Le choix architectural et technique de cet ouvrage a été dicté tant par la nature des terrains (flancs très pentus interdisant des piles dans la ravine), que par des raisons environnementales (faune et flore protégées). Ces contraintes nous ont conduits à concevoir un ouvrage hors du commun. Le design s’est orienté vers un tablier léger et sobre, semblable à une fine lame supportée par 2 bras sortant des flancs de la ravine : les bracons. C’est ainsi qu’a été imaginé un viaduc constitué d’un tablier métallique à dalle orthotrope, porté par 2 bracons en béton précontraint haute performance inclinés de 20° par rapport à l’horizontale. Le tablier est entièrement métallique d’une hauteur constante de 4 mètres, large de 20 mètres et long de 288 mètres. Il est supporté par des appuis rotules en tête des bracons et par des appuis glissants sur les culées. Par conséquent, une grande partie des efforts subis par le tablier sont reportés par précontrainte dans les culées monumentales, qui en font un ouvrage particulier se définissant comme un pont avec effet d’arc limité et contrôlé.
Le tablier a été mis en place par lançage depuis les 2 rives de la ravine. Les bracons, eux, furent construits par encorbellements successifs, et tenus en tête par des tirants provisoires au cours du lançage du tablier par demi-longueur sur chaque rive. Ils ont ensuite été encastrés en pied sur des culées-contrepoids enterrées, et tenus en tête par des tirants constitués de câbles de précontrainte qui couraient à l’intérieur du tablier. Chaque culée a été fondée sur une semelle superficielle à l’arrière sous le contrepoids, et sur un puits de fondation à l’avant.
Enfin, l’ouvrage a été soumis également à des contraintes climatiques : il a été étudié pour résister à des vents cycloniques pouvant atteindre 270 km/h en pointe. L’étude des effets du vent a fait l’objet d’essais sur des maquettes du pont en soufflerie. C’est pourquoi, le tablier est équipé d’anémomètres, de capteurs de pression et d’accéléromètres pour un suivi grandeur réelle du comportement au vent de l’ouvrage.

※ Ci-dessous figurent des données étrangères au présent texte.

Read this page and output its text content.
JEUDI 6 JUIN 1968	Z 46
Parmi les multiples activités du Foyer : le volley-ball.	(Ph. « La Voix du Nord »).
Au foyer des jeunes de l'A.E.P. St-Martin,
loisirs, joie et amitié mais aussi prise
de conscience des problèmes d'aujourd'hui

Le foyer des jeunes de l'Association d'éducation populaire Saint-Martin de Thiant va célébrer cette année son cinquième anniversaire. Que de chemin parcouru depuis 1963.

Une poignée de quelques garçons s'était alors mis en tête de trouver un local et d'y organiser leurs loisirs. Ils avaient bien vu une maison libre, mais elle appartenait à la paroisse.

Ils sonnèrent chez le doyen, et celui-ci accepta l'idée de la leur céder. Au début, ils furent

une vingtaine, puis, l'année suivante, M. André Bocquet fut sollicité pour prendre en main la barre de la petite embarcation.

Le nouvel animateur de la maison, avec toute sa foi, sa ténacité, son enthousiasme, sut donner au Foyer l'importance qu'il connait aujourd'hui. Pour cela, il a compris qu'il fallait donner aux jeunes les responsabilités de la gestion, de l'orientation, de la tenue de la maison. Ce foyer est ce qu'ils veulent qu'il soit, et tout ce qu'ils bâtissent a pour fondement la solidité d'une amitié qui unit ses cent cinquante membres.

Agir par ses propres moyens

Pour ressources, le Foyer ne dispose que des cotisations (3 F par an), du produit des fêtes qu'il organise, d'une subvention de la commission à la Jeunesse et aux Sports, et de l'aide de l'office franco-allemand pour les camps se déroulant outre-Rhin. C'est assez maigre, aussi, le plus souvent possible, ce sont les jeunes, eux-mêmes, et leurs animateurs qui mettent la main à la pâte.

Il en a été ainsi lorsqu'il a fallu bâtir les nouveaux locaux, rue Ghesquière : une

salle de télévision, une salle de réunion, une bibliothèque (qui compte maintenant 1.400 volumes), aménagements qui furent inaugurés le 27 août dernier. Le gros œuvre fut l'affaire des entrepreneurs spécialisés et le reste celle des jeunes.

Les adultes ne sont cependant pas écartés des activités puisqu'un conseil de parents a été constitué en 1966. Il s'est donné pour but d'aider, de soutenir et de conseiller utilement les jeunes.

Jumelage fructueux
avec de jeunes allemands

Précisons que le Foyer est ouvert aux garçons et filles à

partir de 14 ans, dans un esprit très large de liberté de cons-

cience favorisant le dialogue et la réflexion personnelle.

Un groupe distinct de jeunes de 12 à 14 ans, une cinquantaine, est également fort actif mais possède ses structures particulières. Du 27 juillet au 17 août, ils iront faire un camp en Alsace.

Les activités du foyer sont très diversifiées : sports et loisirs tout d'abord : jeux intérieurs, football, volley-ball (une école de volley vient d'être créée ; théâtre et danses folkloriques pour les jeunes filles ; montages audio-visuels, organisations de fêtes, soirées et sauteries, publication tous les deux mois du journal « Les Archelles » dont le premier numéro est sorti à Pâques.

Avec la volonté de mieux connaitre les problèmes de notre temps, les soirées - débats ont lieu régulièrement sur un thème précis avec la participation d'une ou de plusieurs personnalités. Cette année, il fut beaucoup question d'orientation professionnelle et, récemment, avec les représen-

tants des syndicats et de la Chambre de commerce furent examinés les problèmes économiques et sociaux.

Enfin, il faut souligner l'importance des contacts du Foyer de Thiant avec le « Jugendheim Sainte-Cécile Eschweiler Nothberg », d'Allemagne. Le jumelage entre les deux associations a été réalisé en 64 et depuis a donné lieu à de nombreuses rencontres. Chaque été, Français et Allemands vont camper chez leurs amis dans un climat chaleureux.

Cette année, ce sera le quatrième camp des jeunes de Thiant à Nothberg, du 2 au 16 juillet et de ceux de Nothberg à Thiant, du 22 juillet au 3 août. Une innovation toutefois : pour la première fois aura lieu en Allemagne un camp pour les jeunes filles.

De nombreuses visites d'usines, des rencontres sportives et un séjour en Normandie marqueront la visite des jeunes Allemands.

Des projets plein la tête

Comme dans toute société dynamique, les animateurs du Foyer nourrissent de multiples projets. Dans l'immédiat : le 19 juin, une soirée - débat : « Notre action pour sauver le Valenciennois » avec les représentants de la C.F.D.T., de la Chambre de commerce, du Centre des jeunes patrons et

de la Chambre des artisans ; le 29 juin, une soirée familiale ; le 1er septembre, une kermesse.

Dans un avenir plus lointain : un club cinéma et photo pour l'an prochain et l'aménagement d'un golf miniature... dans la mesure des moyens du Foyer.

 La présence sur le site d’espèces d’oiseaux protégées comme le puffin de Baillon ou encore le pétrel de Barau a interdit toute solution d’ouvrage haubané ou suspendu.

IMPACT

De par son environnement exceptionnel et sa conception unique, le Viaduc de Grande Ravine a été un challenge technique permanent, depuis le début des études jusqu’à la fin des travaux. Il a fait appel à une grande variété de techniques de construction.
Long de 288 mètres, il constitue une prouesse technique, puisqu’il réunit à très haute altitude 2 pitons rocheux, et permet de franchir la brèche de la Grande Ravine, une faille aux dimensions exceptionnelles, larges de près de 300 mètres et de 170 mètres de profondeur.
Pour la réalisation de cet ouvrage, le groupement a d’ailleurs fait appel aux techniques les plus pointues d’ingénierie : soutènements de grande hauteur, fondations profondes, précontraintes intérieures et extérieures, utilisation de béton à haute performance, construction des bracons par encorbellements successifs, tablier métallique avec des aciers à très haute limite élastique assemblés et mis en place par lancement, suivi des phases sensibles de construction par des capteurs électroniques de déformation et de pression.
Au delà de ses prouesses architecturales et techniques, ce viaduc s’inscrit dans un projet plus large qui permet de décongestionner le trafic autoroutier sur l’île de La Réunion et crée un nouvel axe reliant Saint-Paul à l’Étan-Salé.

Experts du projet

Maître d’ouvrage
Région Réunion

Maître d’œuvre
Setec TPI

Chiffres clés

Dates d’exécution
avril 2006 à juin 2009  

Béton
12 830 m3

Coffrages
14 130 m3

Acier de précontrainte
57 560 kg

 

Témoignage

« Le chantier est à une altitude de 250 mètres et offre une vue imprenable sur l‘océan. C’est un lieu de nature sauvage difficile d’accès. Les installations de chantier ont donc dû être alimentées en électricité par groupe électrogène et en eau par citernes et bâches. »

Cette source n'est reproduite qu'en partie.